Un rapport accablant publié ce mercredi 17 juin 2026 met en lumière les conséquences dévastatrices des amendes à répétition infligées aux jeunes hommes noirs et arabes en France. Selon cette étude, ces sanctions financières répétées ne se contentent pas de peser sur le budget des intéressés : elles entraînent une spirale de rélégation sociale, de surendettement et d'anxiété chronique.
Un phénomène systémique
Le rapport, réalisé par le Collectif contre les Contrôles au Faciès et l'Observatoire des Discriminations, s'appuie sur une enquête menée auprès de 1 500 jeunes hommes âgés de 18 à 30 ans vivant dans des quartiers populaires. Les résultats sont sans appel : 78 % des personnes interrogées déclarent avoir reçu au moins une amende au cours des deux dernières années, et 34 % en ont reçu plus de cinq. Ces amendes concernent principalement des infractions mineures : défaut de titre de transport, tapage nocturne, ou encore stationnement interdit.
« Ce n'est pas une question de comportement, mais de profil », explique Sarah Benomar, co-autrice du rapport. « Les jeunes hommes noirs et arabes sont disproportionnellement ciblés par les forces de l'ordre, ce qui crée un sentiment d'injustice et d'impuissance. »
Des conséquences économiques et psychologiques
L'accumulation des amendes a des répercussions directes sur la situation financière des jeunes concernés. Près de 60 % des personnes interrogées déclarent avoir dû contracter un prêt ou solliciter une aide familiale pour payer leurs amendes. 22 % disent avoir été contraints de renoncer à des soins médicaux, et 15 % ont dû sauter des repas.
« Je dois payer 400 euros d'amendes par mois, c'est plus que mon loyer », témoigne Karim, 24 ans, habitant de Seine-Saint-Denis. « Je ne peux plus économiser pour mon permis de conduire, et je vis dans la peur constante d'une nouvelle amende. »
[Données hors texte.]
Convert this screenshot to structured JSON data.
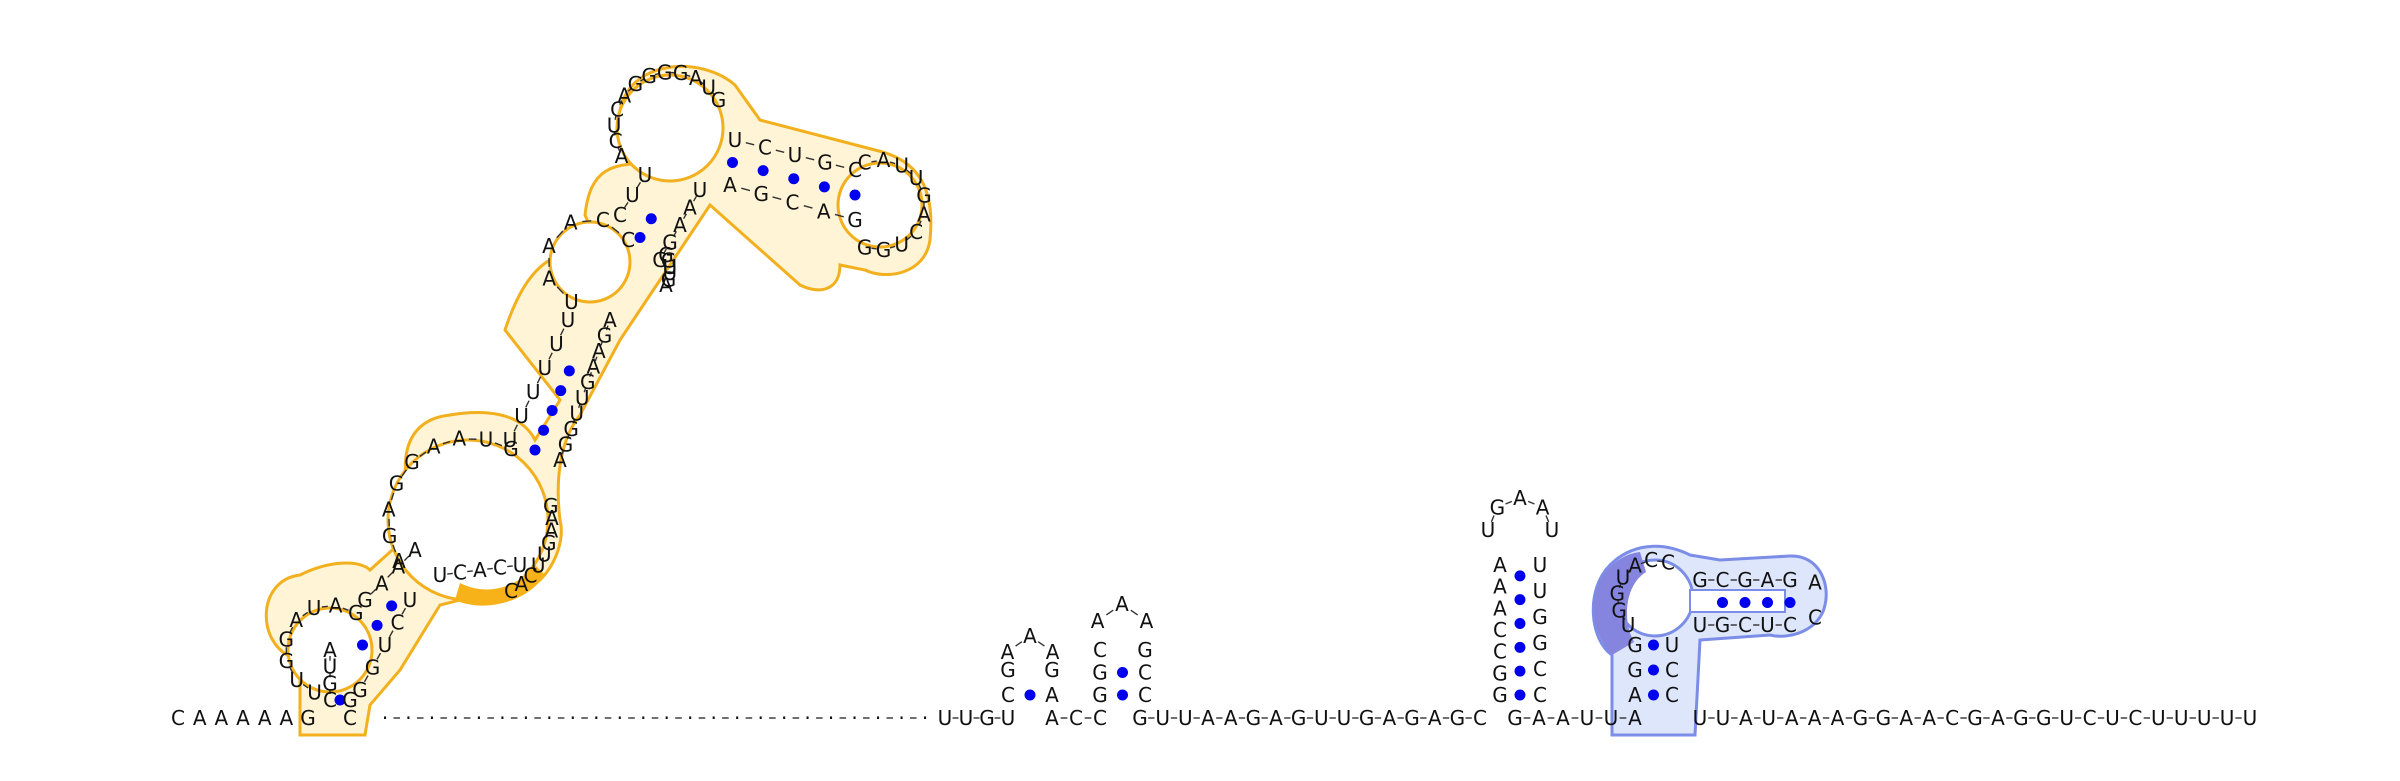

Sur le plan psychologique, les conséquences sont tout aussi graves. 72 % des jeunes interrogés présentent des symptômes d'anxiété, et 28 % ont déjà consulté un psychologue pour des troubles liés à ces sanctions. Le rapport souligne également un sentiment de défiance envers les institutions, qui alimente un cycle de marginalisation.
Un appel à la réforme
Face à ce constat alarmant, les auteurs du rapport formulent plusieurs recommandations. Ils préconisent notamment la mise en place d'un plafonnement des amendes en fonction des revenus, la création d'un fonds d'aide au paiement pour les jeunes en situation de précarité, et une réforme des pratiques de contrôle pour lutter contre les discriminations.
« Il est urgent de sortir de cette logique punitive qui criminalise la pauvreté et l'origine ethnique », insiste Sarah Benomar. « Les amendes à répétition ne sont pas une solution, elles aggravent les inégalités et détériorent la cohésion sociale. »
Le gouvernement, interrogé sur le sujet, a indiqué prendre connaissance du rapport et promis d'étudier les propositions. Une réunion interministérielle est prévue dans les prochaines semaines pour aborder la question des violences policières et des discriminations dans le système judiciaire.